Progress in whole-lifecycle software architecture modeling Source: Mei H, Huang
The gradually increasing complexity of user requirements and runtime environments of software demands software to be of more capabilities and thus become more complex than ever. In the past several decades, there was a trend that the scale of software has been increasing continuously. Nowadays, there are tens or even hundreds of million lines of code in a large scale software system. For example, the Windows operating system scales from 15 million lines of code in 1995 to 60 million lines of code in 2007; in 2011, the scale of software in BMW 7 Series reaches 200 million lines of code; the scale of software in Airbus 380 even reaches 1 billion lines of code. When the scale and complexity of software is beyond what developers and techniques can control, the quality and efficiency of software would fail to satisfy user requirements, leading to the phenomena of software crisis. Software engineering is the main effort to deal with software crisis, whose central goal is to capture and control software complexity.
A research team in Peking University extends software architecture that originally aims to control the high-level structural complexity in the design phase of software, to the whole-lifecycle of software, and proposes an architecture-centric software development method, named ABC. The ABC method unifies the core artifacts in software development into various software architecture models, and the core activities in software development into continuous and iterative refinement, mapping, and transformation of the software architecture models, respectively. As a result, ABC realizes consistent, flexible, and systematic modeling and control of high-level software structural complexity. A comprehensive article reporting this research (with the title ABC: a method of software architecture modeling in the whole lifecycle) is published in 2014 (5) issue of Science China: Information Science. The main investigators of this research include Hong Mei, Gang Huang, Lu Zhang, and Wei Zhang.

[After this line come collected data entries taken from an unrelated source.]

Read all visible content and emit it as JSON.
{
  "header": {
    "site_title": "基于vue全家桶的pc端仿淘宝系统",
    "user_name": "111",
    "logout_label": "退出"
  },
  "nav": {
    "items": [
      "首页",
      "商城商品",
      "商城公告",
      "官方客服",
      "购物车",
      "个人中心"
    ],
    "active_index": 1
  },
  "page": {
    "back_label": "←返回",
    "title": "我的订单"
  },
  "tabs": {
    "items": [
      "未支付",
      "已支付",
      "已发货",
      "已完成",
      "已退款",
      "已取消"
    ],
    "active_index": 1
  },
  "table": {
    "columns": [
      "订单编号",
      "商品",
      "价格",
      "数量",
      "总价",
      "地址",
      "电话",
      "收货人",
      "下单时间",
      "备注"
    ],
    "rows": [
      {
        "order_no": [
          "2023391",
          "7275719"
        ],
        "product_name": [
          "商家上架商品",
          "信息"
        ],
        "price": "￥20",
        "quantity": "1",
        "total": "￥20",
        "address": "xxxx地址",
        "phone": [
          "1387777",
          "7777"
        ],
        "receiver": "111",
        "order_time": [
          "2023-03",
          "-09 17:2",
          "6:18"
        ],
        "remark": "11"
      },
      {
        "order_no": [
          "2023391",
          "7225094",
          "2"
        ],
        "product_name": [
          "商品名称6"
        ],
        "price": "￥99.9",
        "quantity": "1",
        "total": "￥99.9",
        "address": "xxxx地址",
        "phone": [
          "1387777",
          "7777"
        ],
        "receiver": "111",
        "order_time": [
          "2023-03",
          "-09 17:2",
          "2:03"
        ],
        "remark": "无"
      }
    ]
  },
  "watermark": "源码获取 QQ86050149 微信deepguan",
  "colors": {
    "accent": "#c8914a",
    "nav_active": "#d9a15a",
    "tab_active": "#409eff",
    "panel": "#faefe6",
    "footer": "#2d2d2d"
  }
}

The research on the ABC method starts from 1999 for large scale enterprise software and from 2006 for Internet-based software. The central idea of ABC is to introduce software architecture into all the phases of software development, utilize various automated transformation mechanisms provided by software tools to bridge the gap between the high-level design and low-level implementation, and generate the code framework and glue code based on the support of execution platforms. A set of tools and platforms (including a feature modeling tool, a software architecture modeling tool, a meta-modeling tool, a source code generation tool, a service composition tool, a component management platform, and a componentized software execution support platform) are implemented to support the ABC method. The ABC method and its supporting tool have been used in the modeling of the information system for Beijing 2008 Olympic Games, the design and modeling for a military information system, and the development of a credit risk management system for a commercial bank.
As a central artifact in the design phase, software architecture has long been a hot research area in software engineering. Compared with existing research on software architecture, the major distinctive features of the ABC method are fourfold. First, ABC defines the basic building blocks of software architecture as "components", instead of "objects" which are of finer granularity and used for complexity control at the source code level, and treats connectors between components as firs-order entities as well. Second, ABC abstracts the functions or services provided by the execution platforms into constraints and connectors, so as to naturally utilize them to realize the requirements on performance, reliability, and security. Third, ABC extends software architecture to the requirements analysis phase and also to the maintenance and evolution phase, so as to control software complexity in the whole lifecycle, based on the intrinsic connections between software complexities in different phases. Finally, several important properties of software architecture in different phases have been found and investigated, including the relationships between different requirement dependencies, the forward traceability between the feature model and software architecture, the mechanism and properties of runtime software architecture, and the backward traceability between system implementation and system design.
With the rise of the next generation of information technology (such as cloud computing, mobile Internet, and Internet of things), there has been a significant change in the paradigm of software; as a result, the complexity of software shows some new trends. Under these new application modes and runtime environments, ABC still possesses its essential value both in theory and practice, but also faces new challenges and opportunities, such as the fusion of requirements engineering and knowledge engineering, the interaction between software reuse and artificial intelligence, the cloud-based software engineering, and the Internet operating systems. These issues will be the possible future work of ABC.